# Catching Fraudsters with Maths

Sian Langham

Why do we study Maths? A question I’m sure most of us have asked ourselves at some point – maybe it was when studying long division in school or when trying to help your child with their maths homework for the umpteenth time… What’s the purpose of it all? Well, let’s start simple. We need to use arithmetic when adding up the cost of our groceries in a supermarket, or percentages when working out the sale price of a discounted shirt. Delving a little deeper you will in fact discover that maths can be found in the most unexpected places, and in this series of articles I plan to explore some of these in detail to give you the perfect answer next time someone asks “why do we study maths?”.

Article 2: Golf and Projectile Motion

Another powerful maths concept is Benford’s law and in particular, its uses in detecting fraud…

Benford’s law, also known as the law of first digits, is the observation that the first digits of the numbers in a set of data do not follow a uniform pattern (where each number is equally likely to occur) as many would expect, but an exponentially decreasing relationship (where the probability decreases rapidly at first but at an increasingly slower rate). The two relationships are compared below.

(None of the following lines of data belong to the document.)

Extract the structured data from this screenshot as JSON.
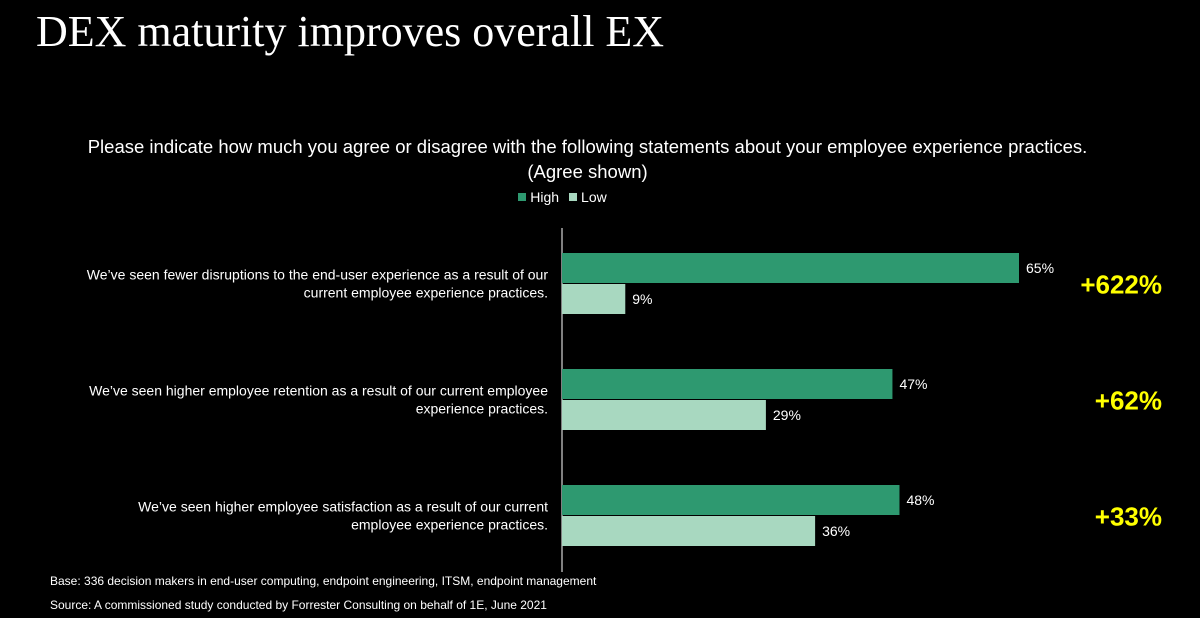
{
  "slide": {
    "title": "DEX maturity improves overall EX",
    "base_note": "Base: 336 decision makers in end-user computing, endpoint engineering, ITSM, endpoint management",
    "source_note": "Source: A commissioned study conducted by Forrester Consulting on behalf of 1E, June 2021"
  },
  "colors": {
    "background": "#000000",
    "high": "#2e9970",
    "low": "#a8d8c0",
    "callout": "#ffff00"
  },
  "chart_data": {
    "type": "bar",
    "orientation": "horizontal",
    "title": "Please indicate how much you agree or disagree with the following statements about your employee experience practices. (Agree shown)",
    "categories": [
      [
        "We’ve seen fewer disruptions to the end-user experience as a result of our",
        "current employee experience practices."
      ],
      [
        "We’ve seen higher employee retention as a result of our current employee",
        "experience practices."
      ],
      [
        "We’ve seen higher employee satisfaction as a result of our current",
        "employee experience practices."
      ]
    ],
    "series": [
      {
        "name": "High",
        "values": [
          65,
          47,
          48
        ],
        "labels": [
          "65%",
          "47%",
          "48%"
        ]
      },
      {
        "name": "Low",
        "values": [
          9,
          29,
          36
        ],
        "labels": [
          "9%",
          "29%",
          "36%"
        ]
      }
    ],
    "callouts": [
      "+622%",
      "+62%",
      "+33%"
    ],
    "legend_position": "top-center",
    "grid": false,
    "xlim": [
      0,
      65
    ]
  }
}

The specific exponential relationship seen in Benford’s Law says that if you take a random number from a set of data, the probability its first digit is one is about 30 percent and the probability of it being a two is around 18 percent. The probabilities continue to decrease in an exponential fashion until the probability of it being a 9 is just under 5 percent. This was first noticed by Simon Newcomb in 1881 while he was flicking through a book on logarithms and he noticed that the pages at the beginning of the book were more worn-out than those at the end. However, it wasn’t until 1938 that it became known as Benford’s law, when Frank Benford went through masses of data – from birth rates to physical constants – and found that they all roughly followed this exponentially decaying distribution. While at the time it was a very interesting observation, it had no real use until years later…

In recent decades Mark Nigrini has suggested that Benford’s law can be used in fraud detection, simply by plotting a graph of leading digits for a set of data and comparing it to Benford’s distribution. If the two graphs look noticeably different, then it could be a sign that the data has been manipulated. Lets look at the figure below as an example.

The blue bars show the distribution of leading digits for a set of data and the red dashed curve shows the expected pattern of the data based on Benford’s law. You can see from inspection that there are less data points beginning with one than we might expect and conversely more data points beginning with seven. As Benford’s law can only indicate where fraud might be present and therefore is not valid proof the data has been manipulated, checks will still need to be done on the results beginning with one and seven to confirm or deny fraud. For large data sets this could still be a tedious task and so we need some more help. Fortunately, we can do a second digit test on the data points with a leading digit of one or seven to narrow down which specific data points need to be checked for fraud.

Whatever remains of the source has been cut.